J.A. Happ was a motivated man on Friday night. The Twins were in an ugly spiral, he hadn't yet made much of an impression on his new team, and yeah, he might have been a little annoyed when Rocco Baldelli skipped his turn in the rotation during the team's COVID-19-ruined road trip.
So when the 38-year-old lefthander found himself approaching history against the Pirates, taking a no-hitter into the eighth inning, he didn't want to hear about his pitch count.
"I don't care what it takes. There's a zero up there, I'm going, and you'd be hard-pressed to get me off the mound," Happ said. "My plan was to make it happen."

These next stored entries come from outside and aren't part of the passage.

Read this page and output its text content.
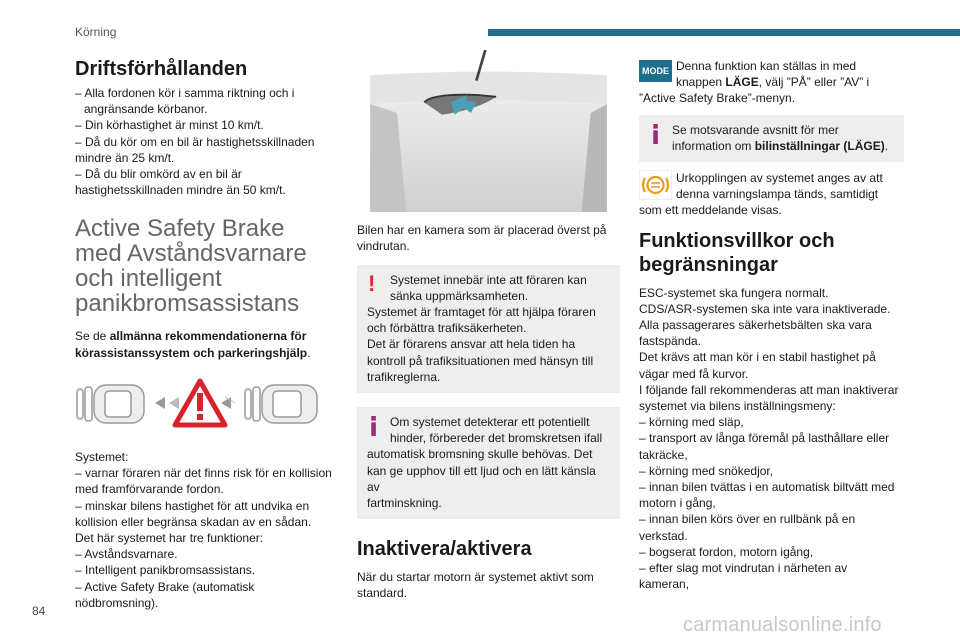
Körning
84
carmanualsonline.info
Driftsförhållanden
– Alla fordonen kör i samma riktning och i
angränsande körbanor.
– Din körhastighet är minst 10 km/t.
– Då du kör om en bil är hastighetsskillnaden
mindre än 25 km/t.
– Då du blir omkörd av en bil är
hastighetsskillnaden mindre än 50 km/t.
Active Safety Brake
med Avståndsvarnare
och intelligent
panikbromsassistans

Se de allmänna rekommendationerna för körassistanssystem och parkeringshjälp.

Systemet:
– varnar föraren när det finns risk för en kollision
med framförvarande fordon.
– minskar bilens hastighet för att undvika en
kollision eller begränsa skadan av en sådan.
Det här systemet har tre funktioner:
– Avståndsvarnare.
– Intelligent panikbromsassistans.
– Active Safety Brake (automatisk
nödbromsning).

Bilen har en kamera som är placerad överst på vindrutan.

!	Systemet innebär inte att föraren kan
sänka uppmärksamheten.
Systemet är framtaget för att hjälpa föraren
och förbättra trafiksäkerheten.
Det är förarens ansvar att hela tiden ha
kontroll på trafiksituationen med hänsyn till
trafikreglerna.
Om systemet detekterar ett potentiellt
hinder, förbereder det bromskretsen ifall
automatisk bromsning skulle behövas. Det
kan ge upphov till ett ljud och en lätt känsla av
fartminskning.
Inaktivera/aktivera

När du startar motorn är systemet aktivt som standard.

MODE Denna funktion kan ställas in med
knappen LÄGE, välj ”PÅ” eller ”AV” i
”Active Safety Brake”-menyn.
Se motsvarande avsnitt för mer
information om bilinställningar (LÄGE).
Urkopplingen av systemet anges av att
denna varningslampa tänds, samtidigt
som ett meddelande visas.
Funktionsvillkor och
begränsningar
ESC-systemet ska fungera normalt.
CDS/ASR-systemen ska inte vara inaktiverade.
Alla passagerares säkerhetsbälten ska vara
fastspända.
Det krävs att man kör i en stabil hastighet på
vägar med få kurvor.
I följande fall rekommenderas att man inaktiverar
systemet via bilens inställningsmeny:
– körning med släp,
– transport av långa föremål på lasthållare eller
takräcke,
– körning med snökedjor,
– innan bilen tvättas i en automatisk biltvätt med
motorn i gång,
– innan bilen körs över en rullbänk på en
verkstad.
– bogserat fordon, motorn igång,
– efter slag mot vindrutan i närheten av
kameran,
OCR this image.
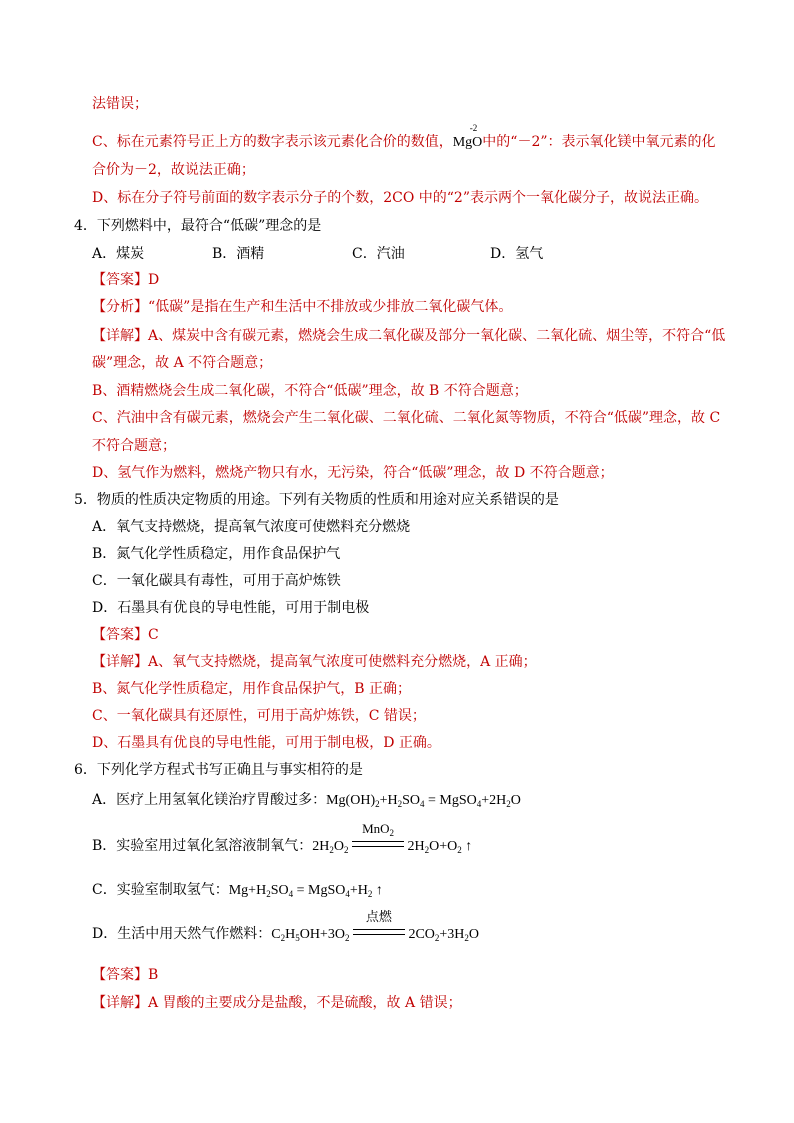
法错误；
C、标在元素符号正上方的数字表示该元素化合价的数值，MgO
-2
中的“－2”：表示氧化镁中氧元素的化
合价为－2，故说法正确；
D、标在分子符号前面的数字表示分子的个数，2CO 中的“2”表示两个一氧化碳分子，故说法正确。
4．下列燃料中，最符合“低碳”理念的是
A．煤炭	B．酒精	C．汽油	D．氢气
【答案】D
【分析】“低碳”是指在生产和生活中不排放或少排放二氧化碳气体。
【详解】A、煤炭中含有碳元素，燃烧会生成二氧化碳及部分一氧化碳、二氧化硫、烟尘等，不符合“低
碳”理念，故 A 不符合题意；
B、酒精燃烧会生成二氧化碳，不符合“低碳”理念，故 B 不符合题意；
C、汽油中含有碳元素，燃烧会产生二氧化碳、二氧化硫、二氧化氮等物质，不符合“低碳”理念，故 C
不符合题意；
D、氢气作为燃料，燃烧产物只有水，无污染，符合“低碳”理念，故 D 不符合题意；
5．物质的性质决定物质的用途。下列有关物质的性质和用途对应关系错误的是
A．氧气支持燃烧，提高氧气浓度可使燃料充分燃烧
B．氮气化学性质稳定，用作食品保护气
C．一氧化碳具有毒性，可用于高炉炼铁
D．石墨具有优良的导电性能，可用于制电极
【答案】C
【详解】A、氧气支持燃烧，提高氧气浓度可使燃料充分燃烧，A 正确；
B、氮气化学性质稳定，用作食品保护气，B 正确；
C、一氧化碳具有还原性，可用于高炉炼铁，C 错误；
D、石墨具有优良的导电性能，可用于制电极，D 正确。
6．下列化学方程式书写正确且与事实相符的是
A．医疗上用氢氧化镁治疗胃酸过多：$Mg(OH)_2+H_2SO_4$ = $MgSO_4+2H_2O$
B．实验室用过氧化氢溶液制氧气：$2H_2O_2$
MnO$_2$
$2H_2O+O_2$ ↑
C．实验室制取氢气：$Mg+H_2SO_4$ = $MgSO_4+H_2$ ↑
D．生活中用天然气作燃料：$C_2H_5OH+3O_2$
点燃
$2CO_2+3H_2O$
【答案】B
【详解】A 胃酸的主要成分是盐酸，不是硫酸，故 A 错误；
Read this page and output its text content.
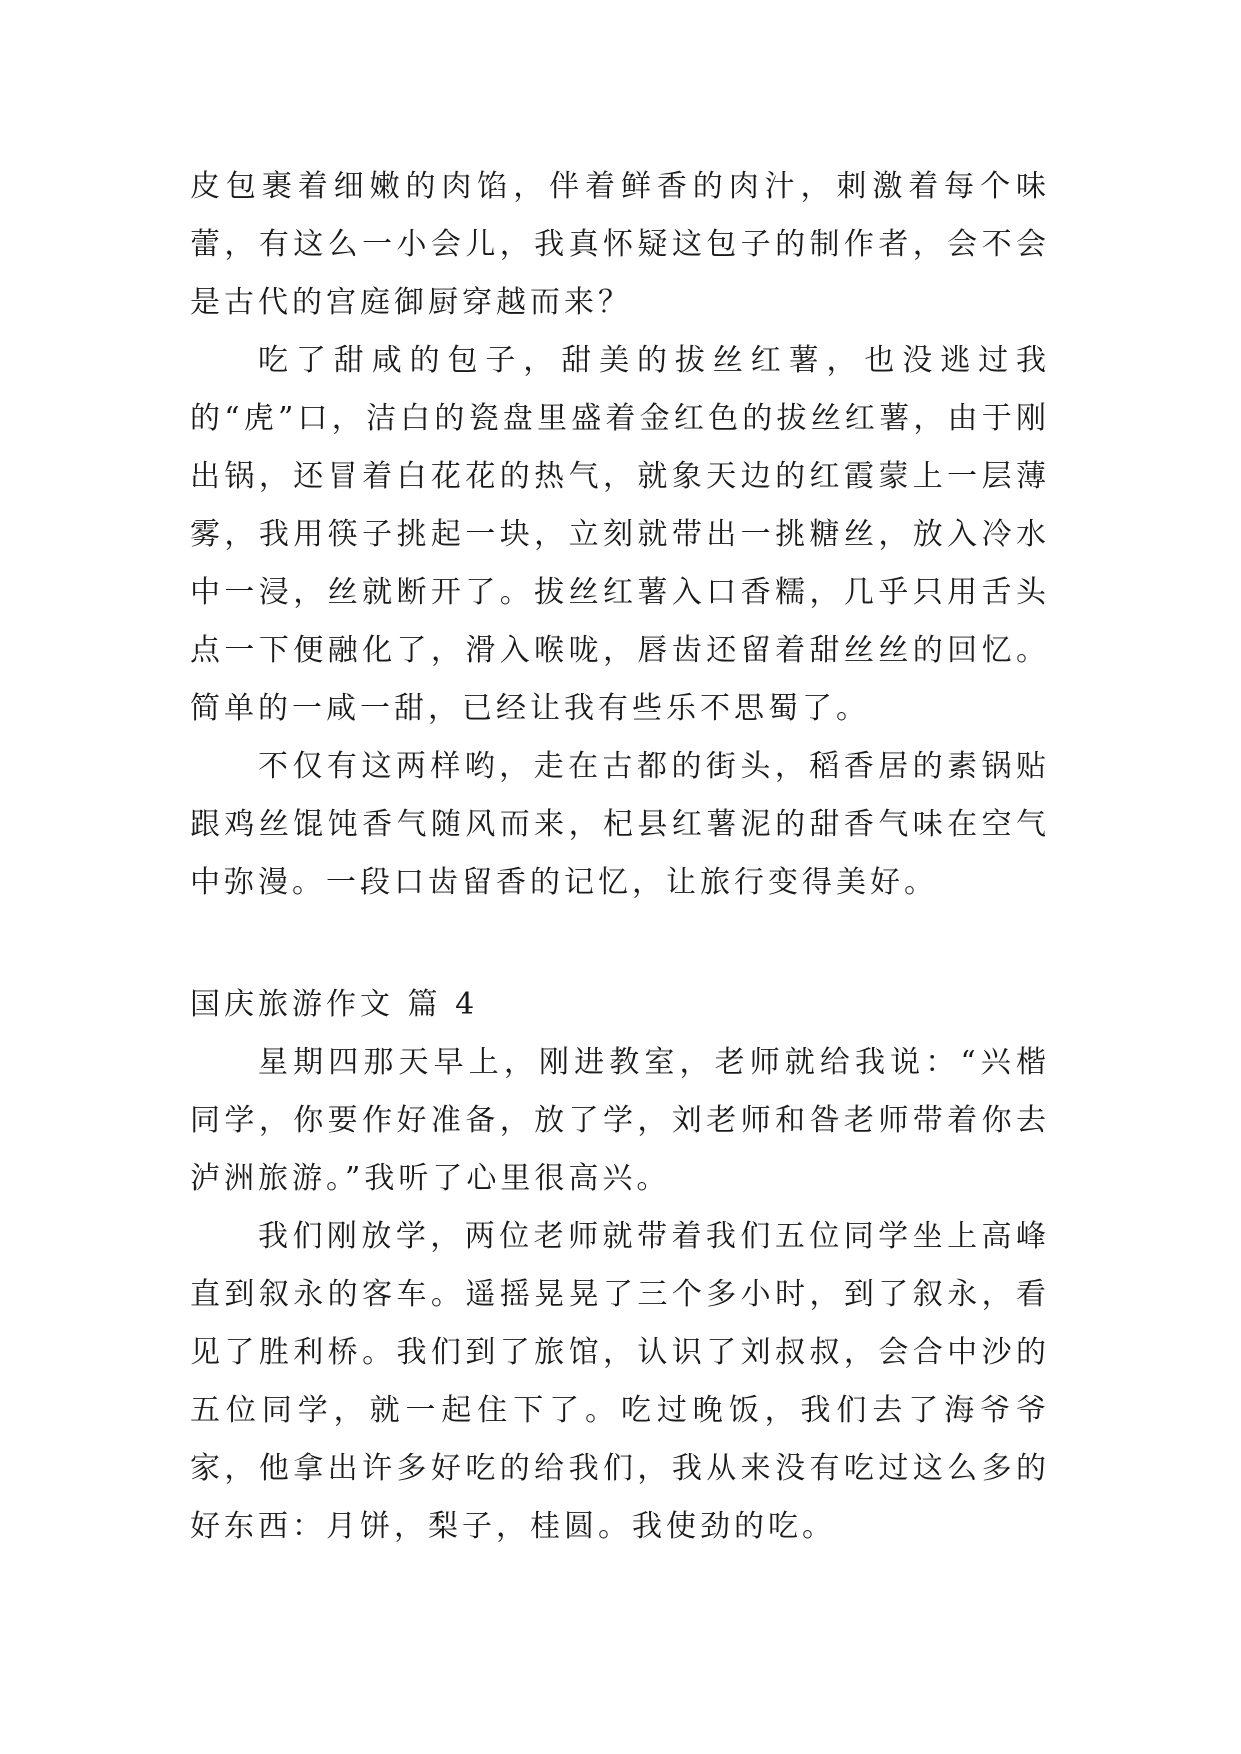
皮包裹着细嫩的肉馅，伴着鲜香的肉汁，刺激着每个味蕾，有这么一小会儿，我真怀疑这包子的制作者，会不会是古代的宫庭御厨穿越而来？

吃了甜咸的包子，甜美的拔丝红薯，也没逃过我的“虎”口，洁白的瓷盘里盛着金红色的拔丝红薯，由于刚出锅，还冒着白花花的热气，就象天边的红霞蒙上一层薄雾，我用筷子挑起一块，立刻就带出一挑糖丝，放入冷水中一浸，丝就断开了。拔丝红薯入口香糯，几乎只用舌头点一下便融化了，滑入喉咙，唇齿还留着甜丝丝的回忆。简单的一咸一甜，已经让我有些乐不思蜀了。

不仅有这两样哟，走在古都的街头，稻香居的素锅贴跟鸡丝馄饨香气随风而来，杞县红薯泥的甜香气味在空气中弥漫。一段口齿留香的记忆，让旅行变得美好。

国庆旅游作文 篇 4

星期四那天早上，刚进教室，老师就给我说：“兴楷同学，你要作好准备，放了学，刘老师和昝老师带着你去泸洲旅游。”我听了心里很高兴。

我们刚放学，两位老师就带着我们五位同学坐上高峰直到叙永的客车。遥摇晃晃了三个多小时，到了叙永，看见了胜利桥。我们到了旅馆，认识了刘叔叔，会合中沙的五位同学，就一起住下了。吃过晚饭，我们去了海爷爷家，他拿出许多好吃的给我们，我从来没有吃过这么多的好东西：月饼，梨子，桂圆。我使劲的吃。
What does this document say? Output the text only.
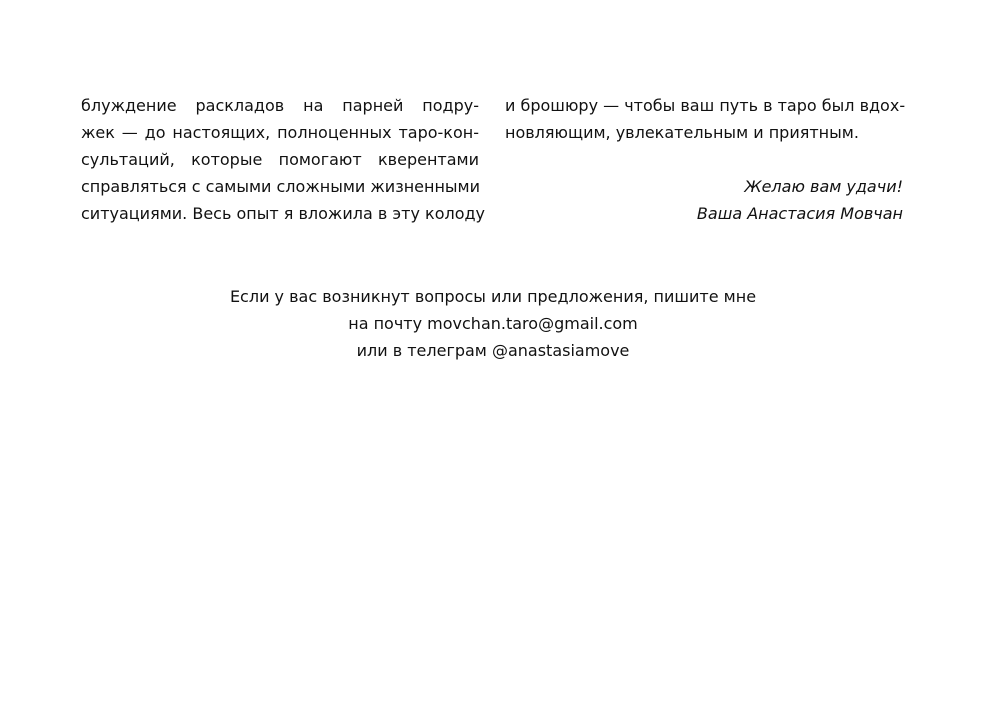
блуждение раскладов на парней подру-
жек — до настоящих, полноценных таро-кон-
сультаций, которые помогают кверентами
справляться с самыми сложными жизненными
ситуациями. Весь опыт я вложила в эту колоду
и брошюру — чтобы ваш путь в таро был вдох-
новляющим, увлекательным и приятным.
Желаю вам удачи!
Ваша Анастасия Мовчан
Если у вас возникнут вопросы или предложения, пишите мне
на почту movchan.taro@gmail.com
или в телеграм @anastasiamove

It didn't. Jacob Stallings whistled a one-out double down the left-field line, spoiling Happ's shot at the first no-hitter in Target Field history.
But after one of the worst road trips in memory, after dropping nine of 10 games and owning the worst record in the American League, and after losing a half-dozen players to COVID quarantines, a one-hit, skid-snapping 2-0 victory was just as worthy of celebration.
Willians Astudillo hit a solo home run on a pitch nearly a foot above the strike zone, and Jake Cave broke an 0-for-16 slump by hitting a home run that just reached the flowerpots in left field. But the night belonged to Happ.
"It was a wonderful night," Baldelli said after the Twins' first victory in eight days. "He thew the hell out of the ball for us, at a time when we will definitely take it with open arms."
Baldelli was so impressed, in fact, that the manager — who removed Jose Berrios in the second game of the season after six no-hit innings (and 84 pitches) in Milwaukee — wasn't planning to remove Happ as long as he kept that zero on the scoreboard.